Sa famille a appris les chefs d’accusation sur les réseaux sociaux. Il a été arrêté pour avoir rejoint un groupe terroriste; pour la possession et l’utilisation d’explosifs ayant pour but la mise en danger de la vie d’autrui; pour avoir fait exploser une bombe dans le quartier de Bar le 13 Janvier 2019, pour motifs terroristes. Le 28 Janvier 2020, la Haute Cour Criminelle a publié son jugement, condamnant Ali à la prison à perpétuité. La Cour d’Appel a confirmé ce jugement le 17 Février 2020, et Ali fut transféré au New Dry Dock Detention Centre, administré par la prison de Jau et réservé aux détenus de moins de 21 ans. Durant le transfert, Ali a été frappé à plusieurs reprises.

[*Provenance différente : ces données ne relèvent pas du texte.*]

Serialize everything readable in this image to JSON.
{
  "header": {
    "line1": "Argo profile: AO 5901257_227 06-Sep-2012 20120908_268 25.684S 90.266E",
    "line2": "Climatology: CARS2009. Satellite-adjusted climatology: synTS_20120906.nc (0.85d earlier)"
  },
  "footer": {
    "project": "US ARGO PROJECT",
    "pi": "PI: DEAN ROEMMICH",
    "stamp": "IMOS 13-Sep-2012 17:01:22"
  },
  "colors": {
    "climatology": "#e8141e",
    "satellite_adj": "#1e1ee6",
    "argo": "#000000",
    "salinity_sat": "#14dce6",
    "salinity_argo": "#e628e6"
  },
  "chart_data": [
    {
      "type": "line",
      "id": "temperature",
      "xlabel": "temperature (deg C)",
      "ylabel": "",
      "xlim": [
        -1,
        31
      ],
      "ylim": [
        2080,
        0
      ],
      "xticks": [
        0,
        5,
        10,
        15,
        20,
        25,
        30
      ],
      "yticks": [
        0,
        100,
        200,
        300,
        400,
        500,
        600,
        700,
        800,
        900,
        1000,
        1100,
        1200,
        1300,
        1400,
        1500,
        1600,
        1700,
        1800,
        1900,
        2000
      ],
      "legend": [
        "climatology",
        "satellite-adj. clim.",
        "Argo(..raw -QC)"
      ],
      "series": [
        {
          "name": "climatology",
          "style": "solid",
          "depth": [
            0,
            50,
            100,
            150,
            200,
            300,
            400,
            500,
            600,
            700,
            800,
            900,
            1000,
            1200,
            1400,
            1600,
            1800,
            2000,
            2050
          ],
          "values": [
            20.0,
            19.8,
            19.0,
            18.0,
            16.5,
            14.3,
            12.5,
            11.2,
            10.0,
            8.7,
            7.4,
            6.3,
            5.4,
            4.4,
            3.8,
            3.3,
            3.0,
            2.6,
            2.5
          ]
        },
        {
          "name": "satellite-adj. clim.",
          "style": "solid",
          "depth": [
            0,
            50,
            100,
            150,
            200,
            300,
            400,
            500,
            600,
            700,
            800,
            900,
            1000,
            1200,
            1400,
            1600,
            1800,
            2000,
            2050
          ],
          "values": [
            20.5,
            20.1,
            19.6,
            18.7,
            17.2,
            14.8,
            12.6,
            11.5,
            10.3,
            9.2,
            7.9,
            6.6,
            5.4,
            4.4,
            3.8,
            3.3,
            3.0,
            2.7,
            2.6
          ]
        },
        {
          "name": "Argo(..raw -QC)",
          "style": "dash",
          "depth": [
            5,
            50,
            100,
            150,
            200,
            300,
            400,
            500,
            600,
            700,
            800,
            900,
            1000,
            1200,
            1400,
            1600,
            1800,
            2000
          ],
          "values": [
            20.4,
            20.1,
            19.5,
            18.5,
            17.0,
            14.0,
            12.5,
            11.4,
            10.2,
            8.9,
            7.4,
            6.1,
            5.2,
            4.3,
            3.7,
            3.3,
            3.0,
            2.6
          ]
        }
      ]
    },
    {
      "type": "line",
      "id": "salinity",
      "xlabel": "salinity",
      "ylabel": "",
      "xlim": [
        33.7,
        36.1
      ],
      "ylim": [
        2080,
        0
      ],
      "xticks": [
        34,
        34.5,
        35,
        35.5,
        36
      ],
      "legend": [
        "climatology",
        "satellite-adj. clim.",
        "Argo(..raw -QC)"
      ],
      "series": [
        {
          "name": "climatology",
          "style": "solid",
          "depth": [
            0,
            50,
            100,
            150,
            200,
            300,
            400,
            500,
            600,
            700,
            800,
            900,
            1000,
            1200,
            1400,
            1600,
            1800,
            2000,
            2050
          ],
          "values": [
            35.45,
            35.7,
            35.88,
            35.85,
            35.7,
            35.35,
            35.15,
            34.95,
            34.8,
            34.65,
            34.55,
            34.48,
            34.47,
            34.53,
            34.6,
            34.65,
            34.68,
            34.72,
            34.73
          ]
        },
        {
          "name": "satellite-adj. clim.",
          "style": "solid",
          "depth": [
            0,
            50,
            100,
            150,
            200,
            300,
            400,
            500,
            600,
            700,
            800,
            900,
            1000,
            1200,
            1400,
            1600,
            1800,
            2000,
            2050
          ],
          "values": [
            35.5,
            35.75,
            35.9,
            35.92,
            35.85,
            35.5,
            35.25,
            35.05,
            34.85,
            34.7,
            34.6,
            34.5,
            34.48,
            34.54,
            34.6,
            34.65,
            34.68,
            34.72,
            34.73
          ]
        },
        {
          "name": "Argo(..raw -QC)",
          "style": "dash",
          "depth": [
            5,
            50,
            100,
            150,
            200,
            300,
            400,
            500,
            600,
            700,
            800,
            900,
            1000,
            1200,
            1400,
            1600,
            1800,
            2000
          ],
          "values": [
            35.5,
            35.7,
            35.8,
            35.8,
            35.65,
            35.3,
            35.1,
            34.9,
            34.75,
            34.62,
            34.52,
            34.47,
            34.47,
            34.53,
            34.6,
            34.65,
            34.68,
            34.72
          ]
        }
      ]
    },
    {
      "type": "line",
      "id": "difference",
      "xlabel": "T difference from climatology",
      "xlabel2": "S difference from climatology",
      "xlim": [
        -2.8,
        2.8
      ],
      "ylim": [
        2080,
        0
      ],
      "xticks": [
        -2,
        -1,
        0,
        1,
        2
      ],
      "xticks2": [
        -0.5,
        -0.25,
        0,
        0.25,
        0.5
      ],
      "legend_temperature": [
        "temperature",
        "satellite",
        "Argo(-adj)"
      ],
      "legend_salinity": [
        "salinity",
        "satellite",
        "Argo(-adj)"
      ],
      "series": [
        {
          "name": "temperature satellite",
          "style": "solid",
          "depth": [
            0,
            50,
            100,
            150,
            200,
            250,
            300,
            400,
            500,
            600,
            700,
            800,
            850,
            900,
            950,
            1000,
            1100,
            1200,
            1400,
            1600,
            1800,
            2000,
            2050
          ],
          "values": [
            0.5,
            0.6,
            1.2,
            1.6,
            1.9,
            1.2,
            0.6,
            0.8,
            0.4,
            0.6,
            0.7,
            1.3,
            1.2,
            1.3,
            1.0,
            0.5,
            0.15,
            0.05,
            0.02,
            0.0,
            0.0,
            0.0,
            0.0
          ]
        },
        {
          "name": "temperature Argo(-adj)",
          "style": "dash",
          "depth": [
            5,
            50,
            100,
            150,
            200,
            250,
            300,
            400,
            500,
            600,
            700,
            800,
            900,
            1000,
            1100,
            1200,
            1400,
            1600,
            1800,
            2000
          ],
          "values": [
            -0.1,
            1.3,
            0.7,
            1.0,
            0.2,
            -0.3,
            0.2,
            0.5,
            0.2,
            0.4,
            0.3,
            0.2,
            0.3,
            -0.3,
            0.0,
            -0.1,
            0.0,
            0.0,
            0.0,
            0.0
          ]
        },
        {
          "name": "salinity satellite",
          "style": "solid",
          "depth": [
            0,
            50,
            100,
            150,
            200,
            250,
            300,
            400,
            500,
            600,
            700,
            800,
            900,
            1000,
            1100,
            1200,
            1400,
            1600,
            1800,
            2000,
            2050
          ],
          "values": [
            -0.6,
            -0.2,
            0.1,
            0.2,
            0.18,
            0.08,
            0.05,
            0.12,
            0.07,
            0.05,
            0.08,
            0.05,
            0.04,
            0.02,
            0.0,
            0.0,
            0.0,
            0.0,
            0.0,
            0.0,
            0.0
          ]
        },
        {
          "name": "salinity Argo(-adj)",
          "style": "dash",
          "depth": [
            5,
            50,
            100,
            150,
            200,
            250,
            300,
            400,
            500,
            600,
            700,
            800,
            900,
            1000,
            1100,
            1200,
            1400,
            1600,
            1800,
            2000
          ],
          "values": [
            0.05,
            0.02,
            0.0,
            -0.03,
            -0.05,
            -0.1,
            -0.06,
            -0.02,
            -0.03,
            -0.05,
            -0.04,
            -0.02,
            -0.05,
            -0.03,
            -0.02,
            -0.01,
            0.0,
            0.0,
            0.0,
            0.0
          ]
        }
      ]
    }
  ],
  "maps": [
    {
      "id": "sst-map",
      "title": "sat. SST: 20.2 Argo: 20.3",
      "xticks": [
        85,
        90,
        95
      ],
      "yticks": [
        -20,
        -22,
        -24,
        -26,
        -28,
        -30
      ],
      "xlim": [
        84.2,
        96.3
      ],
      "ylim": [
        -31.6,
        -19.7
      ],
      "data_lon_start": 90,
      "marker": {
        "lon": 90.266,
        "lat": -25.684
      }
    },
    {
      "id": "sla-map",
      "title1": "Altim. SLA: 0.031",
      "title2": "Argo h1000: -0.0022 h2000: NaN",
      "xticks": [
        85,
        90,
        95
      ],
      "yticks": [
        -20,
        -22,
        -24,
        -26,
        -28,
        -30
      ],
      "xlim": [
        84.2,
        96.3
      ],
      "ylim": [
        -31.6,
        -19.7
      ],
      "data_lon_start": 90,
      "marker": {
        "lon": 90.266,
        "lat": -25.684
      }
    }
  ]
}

Ali a été empêché de consulter un avocat, et n’a pas bénéficié du temps et des moyens nécessaires à la préparation de son procès. Il est toujours détenu au New Dry Dock Prison, et est victime de mauvais traitements. Un rapport médical réalisé par un médecin de la prison de Jau mentionne que de nombreuses cicatrices sont présentes sur la jambe gauche d’Ali. A de nombreuses reprises, il a été empêché de pratiquer sa religion, ainsi que de passer des appels téléphoniques et de sortir de sa cellule.

Ali avait déjà été arrêté le 14 Février 2017 et condamné par la Quatrième Haute Cour Criminelle à 6 mois de prison pour avoir participé à des manifestations et rassemblements illégaux. La Cour d’Appel avait à ce moment cassé la décision, et Ali avait été libéré en Août 2017.

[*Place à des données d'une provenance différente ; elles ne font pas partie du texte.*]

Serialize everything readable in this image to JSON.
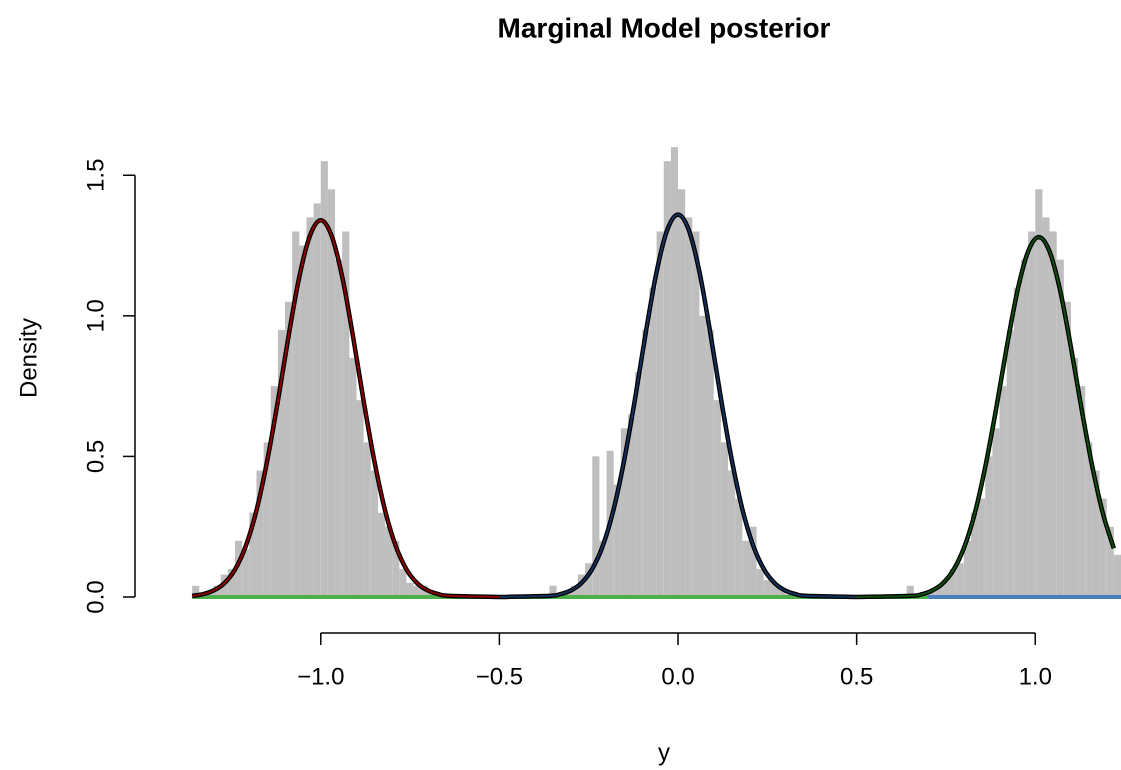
{
  "chart_data": {
    "type": "histogram",
    "title": "Marginal Model posterior",
    "xlabel": "y",
    "ylabel": "Density",
    "color": "#bebebe",
    "xlim": [
      -1.52,
      1.24
    ],
    "ylim": [
      0,
      1.7
    ],
    "xticks": [
      {
        "value": -1,
        "label": "−1.0"
      },
      {
        "value": -0.5,
        "label": "−0.5"
      },
      {
        "value": 0,
        "label": "0.0"
      },
      {
        "value": 0.5,
        "label": "0.5"
      },
      {
        "value": 1,
        "label": "1.0"
      }
    ],
    "yticks": [
      {
        "value": 0,
        "label": "0.0"
      },
      {
        "value": 0.5,
        "label": "0.5"
      },
      {
        "value": 1,
        "label": "1.0"
      },
      {
        "value": 1.5,
        "label": "1.5"
      }
    ],
    "bins": [
      -1.36,
      -1.34,
      -1.32,
      -1.3,
      -1.28,
      -1.26,
      -1.24,
      -1.22,
      -1.2,
      -1.18,
      -1.16,
      -1.14,
      -1.12,
      -1.1,
      -1.08,
      -1.06,
      -1.04,
      -1.02,
      -1,
      -0.98,
      -0.96,
      -0.94,
      -0.92,
      -0.9,
      -0.88,
      -0.86,
      -0.84,
      -0.82,
      -0.8,
      -0.78,
      -0.76,
      -0.74,
      -0.72,
      -0.7,
      -0.68,
      -0.66,
      -0.64,
      -0.62,
      -0.6,
      -0.58,
      -0.56,
      -0.54,
      -0.52,
      -0.5,
      -0.48,
      -0.46,
      -0.44,
      -0.42,
      -0.4,
      -0.38,
      -0.36,
      -0.34,
      -0.32,
      -0.3,
      -0.28,
      -0.26,
      -0.24,
      -0.22,
      -0.2,
      -0.18,
      -0.16,
      -0.14,
      -0.12,
      -0.1,
      -0.08,
      -0.06,
      -0.04,
      -0.02,
      0,
      0.02,
      0.04,
      0.06,
      0.08,
      0.1,
      0.12,
      0.14,
      0.16,
      0.18,
      0.2,
      0.22,
      0.24,
      0.26,
      0.28,
      0.3,
      0.32,
      0.34,
      0.36,
      0.38,
      0.4,
      0.42,
      0.44,
      0.46,
      0.48,
      0.5,
      0.52,
      0.54,
      0.56,
      0.58,
      0.6,
      0.62,
      0.64,
      0.66,
      0.68,
      0.7,
      0.72,
      0.74,
      0.76,
      0.78,
      0.8,
      0.82,
      0.84,
      0.86,
      0.88,
      0.9,
      0.92,
      0.94,
      0.96,
      0.98,
      1,
      1.02,
      1.04,
      1.06,
      1.08,
      1.1,
      1.12,
      1.14,
      1.16,
      1.18,
      1.2,
      1.22,
      1.24
    ],
    "values": [
      0.04,
      0,
      0.02,
      0.04,
      0.08,
      0.1,
      0.2,
      0.17,
      0.3,
      0.45,
      0.55,
      0.75,
      0.95,
      1.05,
      1.3,
      1.25,
      1.35,
      1.4,
      1.55,
      1.45,
      1.2,
      1.3,
      0.85,
      0.7,
      0.55,
      0.45,
      0.3,
      0.25,
      0.2,
      0.1,
      0.05,
      0.04,
      0.04,
      0.02,
      0,
      0,
      0,
      0,
      0,
      0,
      0,
      0,
      0,
      0,
      0,
      0,
      0,
      0,
      0,
      0,
      0.04,
      0,
      0.02,
      0.04,
      0.08,
      0.12,
      0.5,
      0.2,
      0.52,
      0.4,
      0.6,
      0.65,
      0.8,
      0.95,
      1.1,
      1.3,
      1.55,
      1.6,
      1.45,
      1.35,
      1.3,
      1.0,
      0.95,
      0.7,
      0.55,
      0.45,
      0.35,
      0.2,
      0.25,
      0.1,
      0.06,
      0.05,
      0.03,
      0.01,
      0,
      0,
      0,
      0,
      0,
      0,
      0,
      0,
      0,
      0,
      0,
      0,
      0,
      0,
      0,
      0,
      0.04,
      0,
      0.01,
      0.02,
      0.04,
      0.06,
      0.1,
      0.12,
      0.2,
      0.3,
      0.35,
      0.5,
      0.6,
      0.75,
      0.95,
      1.1,
      1.2,
      1.3,
      1.45,
      1.35,
      1.3,
      1.2,
      1.05,
      0.85,
      0.75,
      0.55,
      0.45,
      0.35,
      0.25,
      0.15
    ],
    "curves": [
      {
        "color": "#8b0000",
        "x": [
          -1.36,
          -1.33,
          -1.3,
          -1.27,
          -1.24,
          -1.21,
          -1.18,
          -1.15,
          -1.12,
          -1.09,
          -1.06,
          -1.03,
          -1,
          -0.97,
          -0.94,
          -0.91,
          -0.88,
          -0.85,
          -0.82,
          -0.79,
          -0.76,
          -0.73,
          -0.7,
          -0.67,
          -0.64,
          -0.5
        ],
        "values": [
          0.004,
          0.01,
          0.023,
          0.049,
          0.098,
          0.181,
          0.308,
          0.484,
          0.697,
          0.929,
          1.139,
          1.286,
          1.34,
          1.286,
          1.139,
          0.929,
          0.697,
          0.484,
          0.308,
          0.181,
          0.098,
          0.049,
          0.023,
          0.01,
          0.004,
          0
        ]
      },
      {
        "color": "#14305a",
        "x": [
          -0.5,
          -0.36,
          -0.33,
          -0.3,
          -0.27,
          -0.24,
          -0.21,
          -0.18,
          -0.15,
          -0.12,
          -0.09,
          -0.06,
          -0.03,
          0,
          0.03,
          0.06,
          0.09,
          0.12,
          0.15,
          0.18,
          0.21,
          0.24,
          0.27,
          0.3,
          0.33,
          0.36,
          0.5
        ],
        "values": [
          0,
          0.004,
          0.01,
          0.023,
          0.05,
          0.1,
          0.184,
          0.313,
          0.491,
          0.707,
          0.942,
          1.156,
          1.306,
          1.36,
          1.306,
          1.156,
          0.942,
          0.707,
          0.491,
          0.313,
          0.184,
          0.1,
          0.05,
          0.023,
          0.01,
          0.004,
          0
        ]
      },
      {
        "color": "#0d4d0d",
        "x": [
          0.5,
          0.65,
          0.68,
          0.71,
          0.74,
          0.77,
          0.8,
          0.83,
          0.86,
          0.89,
          0.92,
          0.95,
          0.98,
          1.01,
          1.04,
          1.07,
          1.1,
          1.13,
          1.16,
          1.19,
          1.22
        ],
        "values": [
          0,
          0.004,
          0.009,
          0.022,
          0.047,
          0.094,
          0.173,
          0.294,
          0.462,
          0.666,
          0.887,
          1.088,
          1.229,
          1.28,
          1.229,
          1.088,
          0.887,
          0.666,
          0.462,
          0.294,
          0.173
        ]
      }
    ],
    "baseline_segments": [
      {
        "color": "#4daf4a",
        "x": [
          -1.36,
          0.7
        ]
      },
      {
        "color": "#4a7eb8",
        "x": [
          0.7,
          1.24
        ]
      }
    ]
  }
}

Le traitement dont Ali est victime est en violation des obligations internationales du Bahreïn, et ce au regard du Pacte International sur les Droits civils et Politiques (ICCPR) et de la Convention contre la Torture et autres Peines ou Traitement Cruels, Inhumains ou Dégradants (CAT), signés par le Bahreïn. Dès le premier jour de son arrestation Ali a été victime de torture ayant pour objectif sa confession, ensuite utilisée à son encontre durant son procès, alors qu’il n’était âgé que de 19 ans. Pour toutes ces raisons, le traitement dont Ali a fait l’objet est en violation des articles 5, 7, 9, 10, 14 de l’ICCPR, traitant de son droit à un traitement respectueux et au respect de sa dignité. L’arrestation d’Ali ainsi que les conditions dans lesquelles il est détenu sont en violation des articles 17 et 18 de l’ICCPR traitant de sa liberté d’opinion, de conscience. La torture subie est une violation de la CAT.

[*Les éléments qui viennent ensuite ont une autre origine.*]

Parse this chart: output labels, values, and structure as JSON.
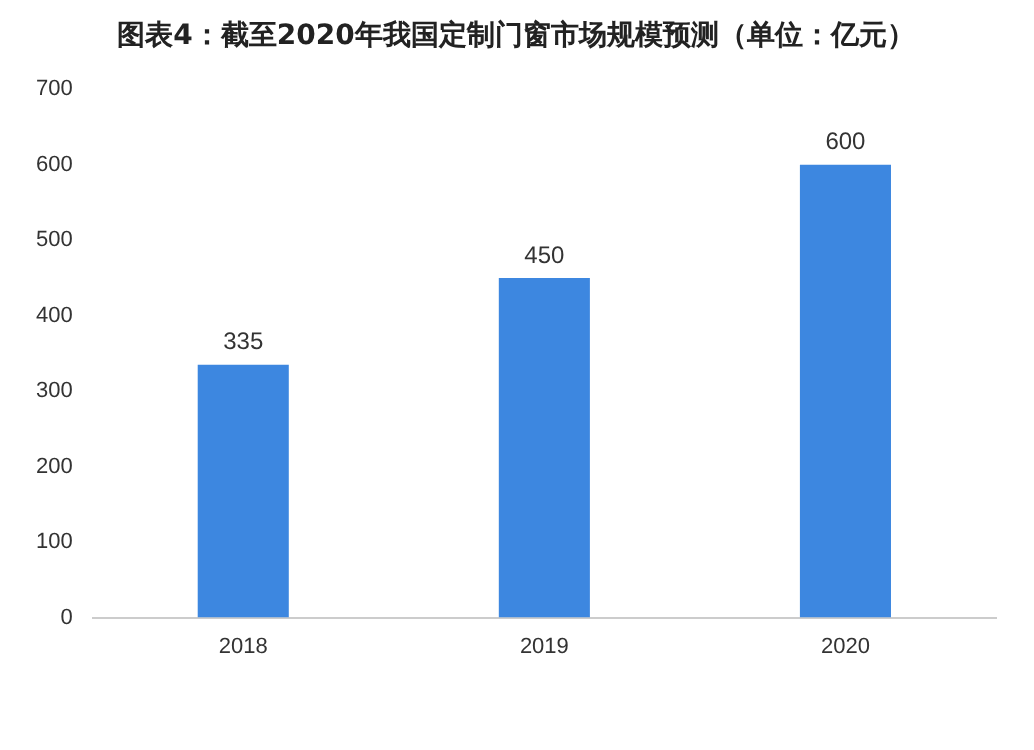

Americans for Democracy & Human Rights demande au gouvernement du Bahreïn de libérer Ali Husain Maki, ou de lui garantir un nouveau procès respectant les standards internationaux pour un procès équitable, si des chefs d’accusation grave devaient être maintenus à son encontre. Enfin, ADHRB demande au gouvernement du Bahreïn d’ouvrir une enquête à propos des actes de torture dont Ali affirme avoir été victime, et de tenir tous les acteurs pour responsables.